2) Buy from Steam - not free + but, cheap + 2 to 3MB/s download speed + automatic updates + always works, always seamless + "defragment game folder" options, etc, built in + fast, free, re-downloads for life (install as many times as desired)


To add to 2), most games also back up your saves via Steam Cloud now. Not necessarily something you'll always use, but after a reformat, I greatly appreciated it.

However, I have noticed that Steam's offline mode is rather fickle. I try use it when I'm at my friend's house (lack of wireless and a lack of an ethernet port. Weird, unusual scenario, I know), and half the time "Play offline" simply doesn't work. It's put me in the weird position of considering downloading cracks for games I legally own so that I can play them.


Are you putting it in offline mode before you head over or after you get there?


After I get there. I have a desktop PC, not a laptop. I can't really leave it on and then head over. Unless what you're implying is that I need "activate" offline mode on my computer by using it when I'm online here? If so, I really wish Valve would make that much clearer than the infuriating error that pops up now when I try to use offline mode while offline.


Yes, the prescribed way is putting it into offline mode before you lose the connection. It sometimes lets you go into offline without a connection but I don't understand the method it uses to make that decision.


Yeah, if I'm headed to my cottage or some place without Internet access I make sure whatever games I want to play are updated then I switch to offline mode.
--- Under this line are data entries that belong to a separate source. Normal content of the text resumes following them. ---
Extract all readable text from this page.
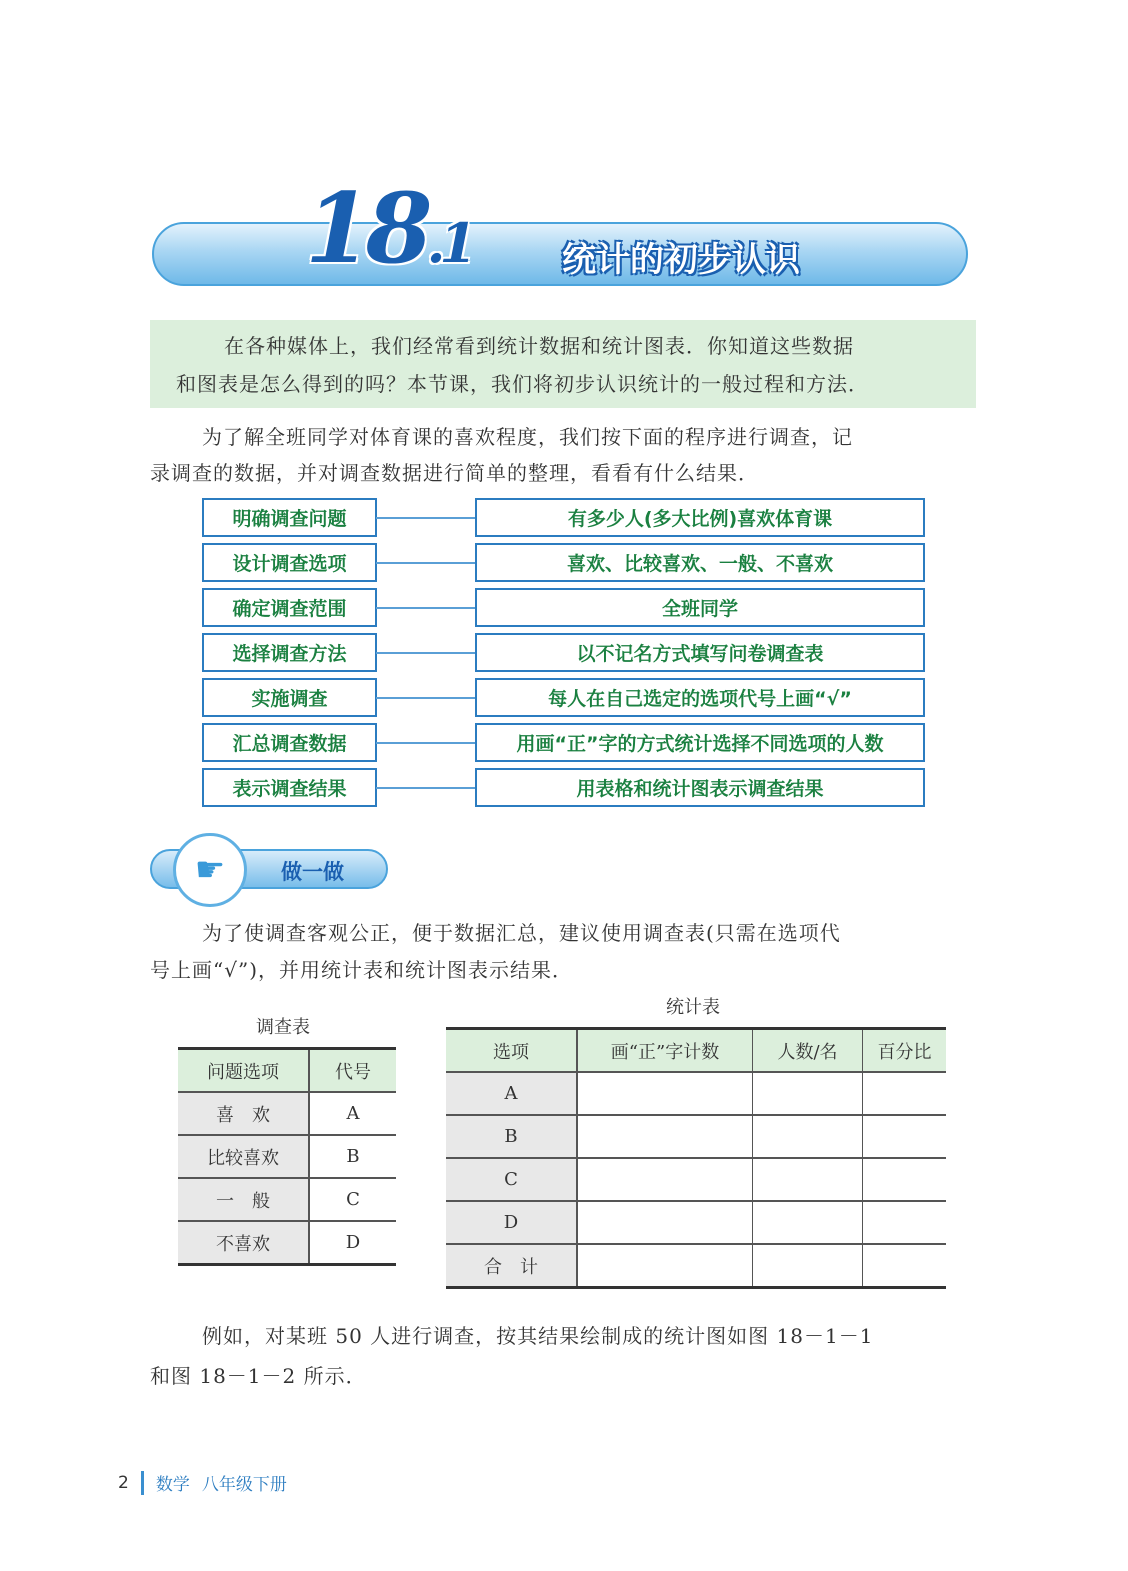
18.1	统计的初步认识
在各种媒体上，我们经常看到统计数据和统计图表．你知道这些数据
和图表是怎么得到的吗？本节课，我们将初步认识统计的一般过程和方法．
为了解全班同学对体育课的喜欢程度，我们按下面的程序进行调查，记
录调查的数据，并对调查数据进行简单的整理，看看有什么结果．
明确调查问题	有多少人(多大比例)喜欢体育课
设计调查选项	喜欢、比较喜欢、一般、不喜欢
确定调查范围	全班同学
选择调查方法	以不记名方式填写问卷调查表
实施调查	每人在自己选定的选项代号上画“√”
汇总调查数据	用画“正”字的方式统计选择不同选项的人数
表示调查结果	用表格和统计图表示调查结果
☛	做一做
为了使调查客观公正，便于数据汇总，建议使用调查表(只需在选项代
号上画“√”)，并用统计表和统计图表示结果．
调查表
问题选项	代号
喜　欢	A
比较喜欢	B
一　般	C
不喜欢	D
统计表
选项	画“正”字计数	人数/名	百分比
A			
B			
C			
D			
合　计			
例如，对某班 50 人进行调查，按其结果绘制成的统计图如图 18－1－1
和图 18－1－2 所示．
2 数学 八年级下册
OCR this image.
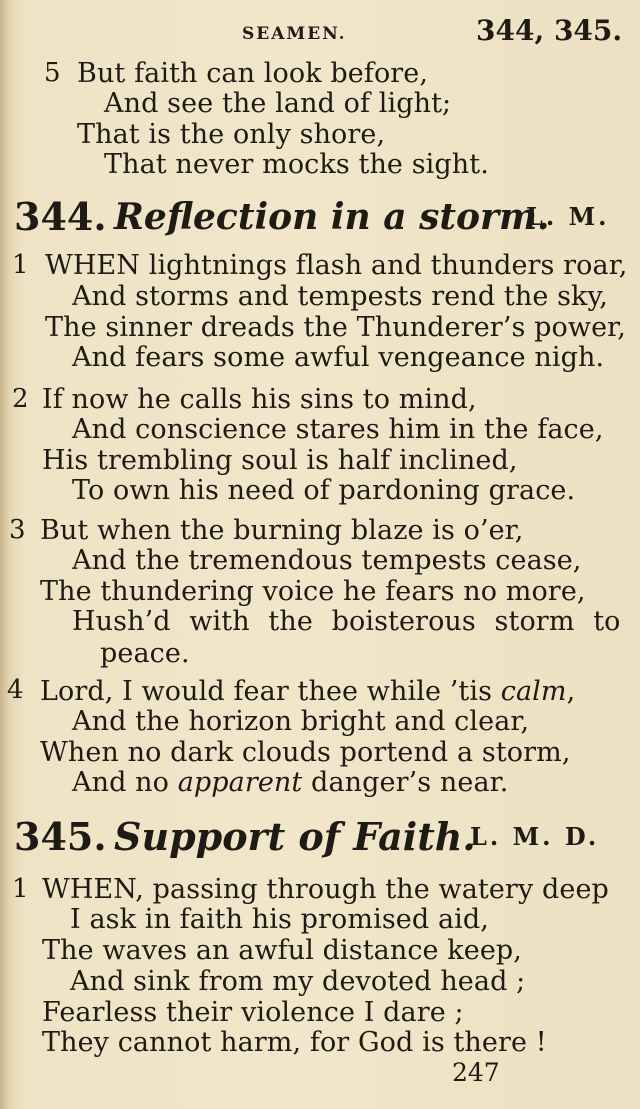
SEAMEN.	344, 345.
5 But faith can look before,
And see the land of light;
That is the only shore,
That never mocks the sight.
344. Reflection in a storm.
L. M.
1 WHEN lightnings flash and thunders roar,
And storms and tempests rend the sky,
The sinner dreads the Thunderer’s power,
And fears some awful vengeance nigh.
2 If now he calls his sins to mind,
And conscience stares him in the face,
His trembling soul is half inclined,
To own his need of pardoning grace.
3 But when the burning blaze is o’er,
And the tremendous tempests cease,
The thundering voice he fears no more,
Hush’d with the boisterous storm to
peace.
4 Lord, I would fear thee while ’tis calm,
And the horizon bright and clear,
When no dark clouds portend a storm,
And no apparent danger’s near.
345. Support of Faith.
L. M. D.
1 WHEN, passing through the watery deep
I ask in faith his promised aid,
The waves an awful distance keep,
And sink from my devoted head ;
Fearless their violence I dare ;
They cannot harm, for God is there !
247
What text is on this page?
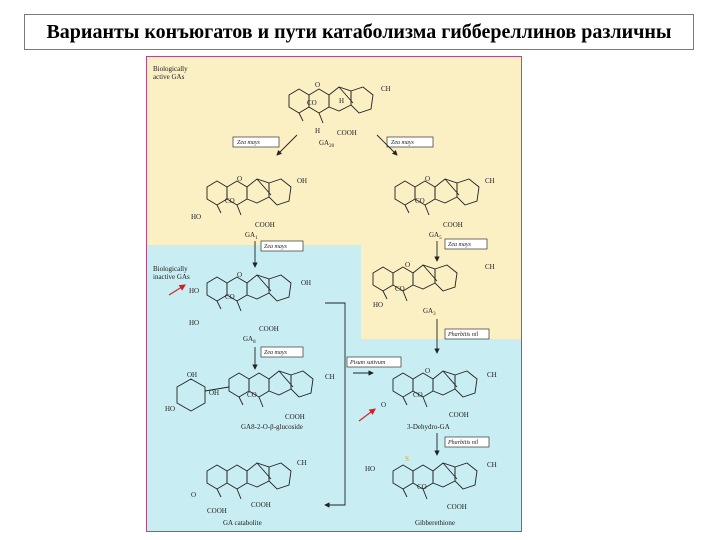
Варианты конъюгатов и пути катаболизма гиббереллинов различны
Biologically
active GAs
Biologically
inactive GAs
O
CO	H
CH
H COOH
$GA_{20}$
Zea mays	Zea mays
O
CO
HO
OH
COOH
$GA_1$
O
CO
CH
COOH
$GA_5$
Zea mays	Zea mays
O
HO
CO
HO
OH
COOH
$GA_8$
O
CO
HO
CH
$GA_3$
Zea mays
Pharbitis nil
Pisum sativum
OH
OH
HO
CO
CH
COOH
GA8-2-O-β-glucoside
O
O
CO
CH
COOH
3-Dehydro-GA
Pharbitis nil
CH
O
COOH
COOH
GA catabolite
HO
S
CO
CH
COOH
Gibberethione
Sometimes I can go straight to offline mode but to be on the safe side, switch before you lose network access.


Steam also succeeds because it is cheap, unless a game is selling well they drop the price by a lot very quickly. I've bought games that are only a year or so old for as little as £7.99 (Saints Row 3, Deus Ex HR etc).

At highstreet stores it was very difficult to get games for less than £15 or so.


Valve wants Steam to be like Kindle. It's heavily DRM'ed, but available on any platform you can imagine, and therefore you are not restricted by the OS, only by Steam.


That's a very good parallel, and it might give a glimpse into Valve's future.